With over a dozen galleries to explore, the Everhart has something for everyone to enjoy!
Museum collections have the power to inspire creativity, motivate artistic expression, and stimulate local pride. Exhibitions are an essential component of the Everhart Museum’s mission. As a regional museum, the Everhart is committed to presenting works and objects that celebrate the cultural heritage and natural history of not only Northeastern Pennsylvania, but also of places around the world. The Everhart invites you to explore the collection throughout the three-story building.
NATURAL HISTORY AND SCIENCE
The Everhart provides of a snapshot of the natural world of the present and the past, locally, regionally, nationally, and globally, through its immense collections of fossils, taxidermy, rocks, and minerals.

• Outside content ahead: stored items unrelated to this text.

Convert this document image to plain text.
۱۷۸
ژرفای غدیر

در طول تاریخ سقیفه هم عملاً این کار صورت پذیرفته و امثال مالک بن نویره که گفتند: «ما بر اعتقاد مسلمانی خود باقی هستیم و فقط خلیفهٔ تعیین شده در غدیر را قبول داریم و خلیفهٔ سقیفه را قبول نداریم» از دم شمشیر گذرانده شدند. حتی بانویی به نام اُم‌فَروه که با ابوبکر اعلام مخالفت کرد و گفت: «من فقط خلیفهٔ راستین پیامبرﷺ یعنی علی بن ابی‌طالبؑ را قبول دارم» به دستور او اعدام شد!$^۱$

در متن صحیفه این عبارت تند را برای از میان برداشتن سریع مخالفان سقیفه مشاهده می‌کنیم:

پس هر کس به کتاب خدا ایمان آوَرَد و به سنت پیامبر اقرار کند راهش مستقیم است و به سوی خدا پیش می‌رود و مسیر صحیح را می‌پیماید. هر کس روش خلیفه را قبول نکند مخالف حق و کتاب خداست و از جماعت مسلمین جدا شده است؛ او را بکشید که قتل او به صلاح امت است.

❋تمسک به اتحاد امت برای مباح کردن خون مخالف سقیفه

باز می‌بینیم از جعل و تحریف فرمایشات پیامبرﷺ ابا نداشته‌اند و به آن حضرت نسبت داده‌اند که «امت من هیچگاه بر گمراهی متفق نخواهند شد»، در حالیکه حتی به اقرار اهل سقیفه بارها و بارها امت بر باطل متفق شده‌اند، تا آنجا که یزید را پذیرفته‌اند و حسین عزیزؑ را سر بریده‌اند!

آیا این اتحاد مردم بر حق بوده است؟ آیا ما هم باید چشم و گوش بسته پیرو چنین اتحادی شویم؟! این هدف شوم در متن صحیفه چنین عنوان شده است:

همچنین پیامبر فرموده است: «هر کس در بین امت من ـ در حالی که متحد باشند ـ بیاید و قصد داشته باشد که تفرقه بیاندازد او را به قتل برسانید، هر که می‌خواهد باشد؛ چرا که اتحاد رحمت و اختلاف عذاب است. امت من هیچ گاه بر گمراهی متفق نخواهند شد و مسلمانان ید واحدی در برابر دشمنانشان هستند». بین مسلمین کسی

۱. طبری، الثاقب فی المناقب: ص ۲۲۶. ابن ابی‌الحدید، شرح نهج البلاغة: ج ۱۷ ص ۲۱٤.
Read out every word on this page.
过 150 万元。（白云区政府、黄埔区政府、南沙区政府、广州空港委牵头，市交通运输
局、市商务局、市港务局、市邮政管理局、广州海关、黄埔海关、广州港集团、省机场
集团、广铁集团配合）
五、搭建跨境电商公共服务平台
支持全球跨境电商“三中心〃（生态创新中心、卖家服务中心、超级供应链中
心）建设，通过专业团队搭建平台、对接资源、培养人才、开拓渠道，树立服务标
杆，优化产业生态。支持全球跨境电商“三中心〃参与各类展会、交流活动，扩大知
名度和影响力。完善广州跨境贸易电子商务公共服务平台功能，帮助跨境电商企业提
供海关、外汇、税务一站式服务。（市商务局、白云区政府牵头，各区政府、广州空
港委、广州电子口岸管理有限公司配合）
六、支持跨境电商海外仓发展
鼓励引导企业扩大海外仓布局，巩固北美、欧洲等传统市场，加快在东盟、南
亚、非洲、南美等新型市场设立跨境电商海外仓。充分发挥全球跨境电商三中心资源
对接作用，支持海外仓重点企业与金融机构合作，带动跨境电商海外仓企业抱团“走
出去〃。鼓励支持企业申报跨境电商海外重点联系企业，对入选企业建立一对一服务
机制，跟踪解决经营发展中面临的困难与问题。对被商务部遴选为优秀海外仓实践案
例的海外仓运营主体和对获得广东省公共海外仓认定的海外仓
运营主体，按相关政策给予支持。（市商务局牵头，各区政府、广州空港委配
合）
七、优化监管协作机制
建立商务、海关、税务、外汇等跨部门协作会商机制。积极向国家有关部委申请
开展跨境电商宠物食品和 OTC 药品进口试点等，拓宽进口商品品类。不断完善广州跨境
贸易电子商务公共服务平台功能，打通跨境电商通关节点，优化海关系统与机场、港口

It was Dr. Everhart’s own assemblage of taxidermied birds as well as other mounted animals and natural history specimens that formed the foundation of the Museum’s original collection in 1908. Many of his own specimens are on view today, over a century later.
The natural history and science galleries include the Rocks and Minerals Gallery, the Fossil Gallery, and the Bird Gallery, which in addition to over 600 preserved birds also contains a selection on mammals, reptiles, and amphibians.
ART AND HUMANITIES
The Everhart Museum exhibits world-class art created by artists from around the world throughout time, fulfilling its mission to facilitate a deeper connection between the communities of Northeastern Pennsylvania and beyond and the world around them.
The Main Gallery on the second floor features a selection of works that tell the story of how the Museum’s collection developed since 1908. The East Wing of the second floor contains four galleries dedicated to regional arts: the John Willard Raught Gallery, the Hope Horn Gallery, the Frederic C. Knight Gallery, and the Dorflinger Glass Gallery. The Everhart has a long history of collecting and supporting regional arts and has amassed a substantial heritage collection. Pieces are changed out in the art galleries often so that the Museum can share more of its collections and there is something new to see with each visit.